Forty of the firearms that Mexican police seized on April 30 at the home of an alleged drug trafficker in Ciudad Juárez turn out to be among the 2,000 weapons that reached Mexico as a result of the US government's bungled Operation Fast and Furious. The house, which was empty when police arrived, belonged to José Antonio Torres Marrufo, considered by US authorities a top enforcer for the Sinaloa drug cartel of Joaquín Guzmán Loera ("El Chapo"). The weapons were bought legally in Phoenix, Ariz., then taken to El Paso, Tex., and smuggled across the border to Juárez.
Fast and Furious was an effort by the US Justice Department's Bureau of Alcohol, Tobacco and Firearms (ATF) to catch suspected gun smugglers by letting rifles "walk" after they were purchased instead of arresting the purchasers immediately. The intent was to trace the smugglers' activities, but ATF agents lost track of some 2,000 weapons, which apparently got into Mexico. Officials assume the drug cartels received most of them and that the weapons have been used in the fighting that has led to some 40,000 deaths in the last five years. "These Fast and Furious guns were going to Sinaloans, and they are killing everyone down there," an unidentified "US government source" told the Los Angeles Times. About 100 weapons seem to have gone through El Paso. "But that's only how many we know came through Texas," the source said. "Hundreds more had to get through." (LAT, Oct. 8)

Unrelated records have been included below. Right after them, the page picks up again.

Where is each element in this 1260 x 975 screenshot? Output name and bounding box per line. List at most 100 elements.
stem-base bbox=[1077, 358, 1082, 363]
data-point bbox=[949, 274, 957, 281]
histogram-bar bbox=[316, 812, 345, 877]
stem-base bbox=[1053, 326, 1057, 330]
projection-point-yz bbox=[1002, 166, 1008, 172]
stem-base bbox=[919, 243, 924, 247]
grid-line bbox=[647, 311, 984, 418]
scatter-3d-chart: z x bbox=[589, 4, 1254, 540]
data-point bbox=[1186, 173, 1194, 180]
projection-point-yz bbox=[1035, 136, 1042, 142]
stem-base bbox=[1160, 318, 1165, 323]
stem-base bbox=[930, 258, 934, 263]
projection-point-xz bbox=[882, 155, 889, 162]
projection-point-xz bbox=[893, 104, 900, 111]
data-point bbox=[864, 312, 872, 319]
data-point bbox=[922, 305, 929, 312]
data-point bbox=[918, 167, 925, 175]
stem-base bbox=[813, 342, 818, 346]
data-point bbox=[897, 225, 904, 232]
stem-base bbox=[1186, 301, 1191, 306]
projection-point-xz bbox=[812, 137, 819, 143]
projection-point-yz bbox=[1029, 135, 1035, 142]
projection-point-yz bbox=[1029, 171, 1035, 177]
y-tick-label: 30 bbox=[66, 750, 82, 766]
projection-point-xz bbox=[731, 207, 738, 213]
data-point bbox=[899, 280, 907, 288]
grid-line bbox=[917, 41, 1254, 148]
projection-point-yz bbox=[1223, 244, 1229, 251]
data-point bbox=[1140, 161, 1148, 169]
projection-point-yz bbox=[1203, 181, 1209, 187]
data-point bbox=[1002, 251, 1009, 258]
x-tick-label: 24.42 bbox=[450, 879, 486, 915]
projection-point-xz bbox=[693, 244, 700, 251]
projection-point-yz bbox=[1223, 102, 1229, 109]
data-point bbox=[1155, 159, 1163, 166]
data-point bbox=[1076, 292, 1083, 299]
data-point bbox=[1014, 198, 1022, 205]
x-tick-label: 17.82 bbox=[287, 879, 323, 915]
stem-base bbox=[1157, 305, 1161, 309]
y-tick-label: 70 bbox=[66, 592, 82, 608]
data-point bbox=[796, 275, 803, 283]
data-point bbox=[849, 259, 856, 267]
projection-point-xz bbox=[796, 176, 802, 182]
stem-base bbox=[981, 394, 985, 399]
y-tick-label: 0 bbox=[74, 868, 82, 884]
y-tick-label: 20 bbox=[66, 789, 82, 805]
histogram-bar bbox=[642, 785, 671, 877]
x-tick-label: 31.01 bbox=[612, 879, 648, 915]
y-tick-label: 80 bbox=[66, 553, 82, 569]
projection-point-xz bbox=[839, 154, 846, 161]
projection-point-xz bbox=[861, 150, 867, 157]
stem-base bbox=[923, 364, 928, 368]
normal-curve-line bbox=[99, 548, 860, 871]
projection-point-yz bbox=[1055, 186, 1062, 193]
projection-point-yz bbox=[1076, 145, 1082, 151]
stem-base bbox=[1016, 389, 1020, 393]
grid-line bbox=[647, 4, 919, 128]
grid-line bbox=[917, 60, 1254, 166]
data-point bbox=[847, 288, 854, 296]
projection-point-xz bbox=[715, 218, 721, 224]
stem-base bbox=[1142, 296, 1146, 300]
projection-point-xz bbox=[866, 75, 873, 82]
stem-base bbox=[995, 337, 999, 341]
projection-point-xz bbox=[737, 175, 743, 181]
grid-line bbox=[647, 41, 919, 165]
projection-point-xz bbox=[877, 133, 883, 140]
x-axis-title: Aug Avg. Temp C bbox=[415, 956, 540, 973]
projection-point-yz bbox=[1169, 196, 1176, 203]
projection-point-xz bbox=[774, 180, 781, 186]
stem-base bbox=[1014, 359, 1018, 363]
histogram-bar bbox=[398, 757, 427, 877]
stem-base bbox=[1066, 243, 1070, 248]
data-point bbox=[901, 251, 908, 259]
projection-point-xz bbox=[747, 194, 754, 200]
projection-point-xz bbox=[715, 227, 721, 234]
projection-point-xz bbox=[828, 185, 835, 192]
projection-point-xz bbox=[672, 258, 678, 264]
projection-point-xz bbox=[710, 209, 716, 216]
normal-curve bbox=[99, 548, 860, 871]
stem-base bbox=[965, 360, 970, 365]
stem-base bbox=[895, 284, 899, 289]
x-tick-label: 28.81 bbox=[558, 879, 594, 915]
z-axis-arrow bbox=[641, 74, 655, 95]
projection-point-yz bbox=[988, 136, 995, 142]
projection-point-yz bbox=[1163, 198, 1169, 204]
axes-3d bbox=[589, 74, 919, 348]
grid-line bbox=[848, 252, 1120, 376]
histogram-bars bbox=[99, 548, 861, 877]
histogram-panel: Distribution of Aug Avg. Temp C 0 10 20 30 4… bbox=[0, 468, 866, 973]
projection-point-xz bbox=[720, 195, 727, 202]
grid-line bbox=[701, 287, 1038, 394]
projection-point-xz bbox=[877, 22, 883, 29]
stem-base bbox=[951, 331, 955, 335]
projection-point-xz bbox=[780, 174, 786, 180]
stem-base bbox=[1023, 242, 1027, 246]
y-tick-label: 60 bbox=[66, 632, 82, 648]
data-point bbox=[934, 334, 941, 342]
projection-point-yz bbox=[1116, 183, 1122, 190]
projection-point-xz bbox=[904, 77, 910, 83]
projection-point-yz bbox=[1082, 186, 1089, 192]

Meanwhile, ammunition is apparently even easier to buy and to smuggle than assault rifles. While ammunition sales are strictly regulated in Mexico, there are few limits in the US. The 1968 Federal Gun Control Act required ammunition sellers to be licensed and to keep a log of all ammunition sales, but these restrictions were eliminated in the 1986 Firearms Owners Protection Act. Many states regulate ammunition sales to some extent, but a few, including Arizona, have virtually no regulation. Federal agents seized 95,416 rounds of ammunition at Arizona's six ports of entry along the Mexican border in the last fiscal year. The ammunition in Mexico is "all coming from the US," Jose Wall, a senior ATF agent in Phoenix, told USA Today. "I can't remember where I've seen ammunition from anywhere but the US." (USA Today, Oct. 9)
From Weekly News Update on the Americas, Oct. 9.